An entity generally must provide these disclosures but may elect not to provide any or all of the following disclosures:

  • An explanation of why the methods used to recognize revenue provide a faithful depiction of the transfer of goods or services to the customer.
  • For performance obligations satisfied at a point in time, the significant judgments used in evaluating when a customer obtains control.
  • The methods, inputs, and assumptions used to determine the transaction price, except that an entity must disclose the methods, inputs, and assumptions used to assess whether an estimate of variable consideration is constrained.

Information about an entity’s accounting for costs to obtain or fulfill a contract (including account balances and amortization methods).

An entity may elect not to provide these disclosures.

Information about the policy decisions (i.e., whether the entity used the practical expedients allowed by the ASU).

An entity may elect not to provide these disclosures.

In addition, a nonpublic entity is not required to provide the additional disclosures required of public entities on an interim basis.

____________________

1 FASB Accounting Standards Update No. 2014-09, Revenue From Contracts With Customers.

2 IFRS 15, Revenue From Contracts With Customers.

3 The SEC has indicated that it plans to review and update the revenue recognition guidance in SEC Staff Accounting Bulletin (SAB) Topic 13, “Revenue Recognition,” in light of the ASU. The extent to which the ASU’s guidance will affect a public entity will depend on whether the SEC removes or amends the guidance in SAB Topic 13 to be consistent with the new revenue standard.

4 For titles of FASB Accounting Standards Codification (ASC) references, see Deloitte’s “Titles of Topics and Subtopics in the FASB Accounting Standards Codification.”

5 Deloitte is represented on both the FASB and IASB joint transition resource group and the AICPA O&G industry task force.

6 ASU 2014-09 defines a customer as “a party that has contracted with an entity to provide goods or services that are an output of an entity’s ordinary activities in exchange for consideration.”

7 Although the ASU does not define goods or services, it includes several examples, such as goods produced (purchased) for sale (resale), granting a license, and performing contractually agreed-upon tasks.

8 “Probable” in this context has the same meaning as in ASC 450-20: “the event or events are likely to occur.” In IFRS 15, the IASB uses the term “highly probable,” which has the same meaning as the FASB’s “probable.” This is also consistent with the term “probable” in step 1 regarding the collectibility threshold.

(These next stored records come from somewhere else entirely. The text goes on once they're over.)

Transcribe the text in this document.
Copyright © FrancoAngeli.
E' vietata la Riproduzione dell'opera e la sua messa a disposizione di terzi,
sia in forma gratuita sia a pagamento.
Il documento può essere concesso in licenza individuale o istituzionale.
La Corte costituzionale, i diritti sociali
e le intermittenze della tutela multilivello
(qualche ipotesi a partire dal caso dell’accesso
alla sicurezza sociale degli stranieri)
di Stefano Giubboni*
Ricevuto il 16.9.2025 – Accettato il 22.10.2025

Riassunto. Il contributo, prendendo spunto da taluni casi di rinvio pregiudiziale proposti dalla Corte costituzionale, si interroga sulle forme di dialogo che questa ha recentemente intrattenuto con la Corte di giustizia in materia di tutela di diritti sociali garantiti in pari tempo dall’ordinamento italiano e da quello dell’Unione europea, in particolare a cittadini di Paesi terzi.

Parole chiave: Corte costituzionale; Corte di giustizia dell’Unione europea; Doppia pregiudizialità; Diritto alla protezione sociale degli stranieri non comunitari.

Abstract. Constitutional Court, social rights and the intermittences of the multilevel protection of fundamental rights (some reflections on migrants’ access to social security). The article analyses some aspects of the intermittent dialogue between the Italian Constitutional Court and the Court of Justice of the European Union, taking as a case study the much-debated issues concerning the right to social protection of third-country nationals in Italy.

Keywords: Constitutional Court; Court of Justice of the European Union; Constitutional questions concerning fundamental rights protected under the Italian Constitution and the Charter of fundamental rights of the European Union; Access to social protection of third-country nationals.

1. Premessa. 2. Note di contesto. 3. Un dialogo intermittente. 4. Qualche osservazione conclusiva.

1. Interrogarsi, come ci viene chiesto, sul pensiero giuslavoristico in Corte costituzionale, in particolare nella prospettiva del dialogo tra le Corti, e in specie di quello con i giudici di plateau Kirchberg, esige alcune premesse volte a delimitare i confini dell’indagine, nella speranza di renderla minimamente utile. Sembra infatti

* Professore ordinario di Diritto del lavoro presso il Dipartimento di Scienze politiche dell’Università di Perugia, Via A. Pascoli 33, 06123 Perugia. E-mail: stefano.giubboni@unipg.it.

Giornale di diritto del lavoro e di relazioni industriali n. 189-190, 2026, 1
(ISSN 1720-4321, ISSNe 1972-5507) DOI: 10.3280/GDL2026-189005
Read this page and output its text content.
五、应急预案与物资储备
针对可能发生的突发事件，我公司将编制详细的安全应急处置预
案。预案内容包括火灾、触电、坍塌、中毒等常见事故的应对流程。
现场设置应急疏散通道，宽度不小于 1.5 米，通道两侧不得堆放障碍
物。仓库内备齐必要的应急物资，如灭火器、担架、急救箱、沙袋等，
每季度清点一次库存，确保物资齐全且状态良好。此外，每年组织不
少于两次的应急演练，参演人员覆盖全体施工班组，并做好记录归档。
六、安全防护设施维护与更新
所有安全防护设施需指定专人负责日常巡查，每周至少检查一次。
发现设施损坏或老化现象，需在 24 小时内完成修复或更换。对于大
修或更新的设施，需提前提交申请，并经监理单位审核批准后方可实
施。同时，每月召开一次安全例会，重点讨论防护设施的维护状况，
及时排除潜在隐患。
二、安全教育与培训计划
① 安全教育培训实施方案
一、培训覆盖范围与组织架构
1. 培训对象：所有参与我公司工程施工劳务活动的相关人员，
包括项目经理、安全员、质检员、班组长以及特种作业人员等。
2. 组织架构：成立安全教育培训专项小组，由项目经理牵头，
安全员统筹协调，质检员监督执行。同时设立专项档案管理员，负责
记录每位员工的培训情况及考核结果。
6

See Deloitte’s May 28, 2014, Heads Up for more information on collectibility.

9 Drilling contractors may also need to reevaluate their contracts upon the issuance of new leases guidance by the FASB and IASB, since such guidance could affect the determination of whether these contracts are or contain a lease.

10 O&G entities should consider whether straight-line recognition related to uneven pricing provisions indicates that the customer is financing the purchase of more expensive services later in the contract. See discussion above in Significant Financing Component.

11 Lifting costs are generally costs associated with O&G production after drilling is complete. Lifting costs include, but are not limited to, (1) transportation costs, (2) labor costs, (3) certain supplies, (4) cost of operating the wells, and (5) other expenses.

12 FASB Accounting Standards Update No. 2013-12, Definition of a Public Business Entity — An Addition to the Master Glossary.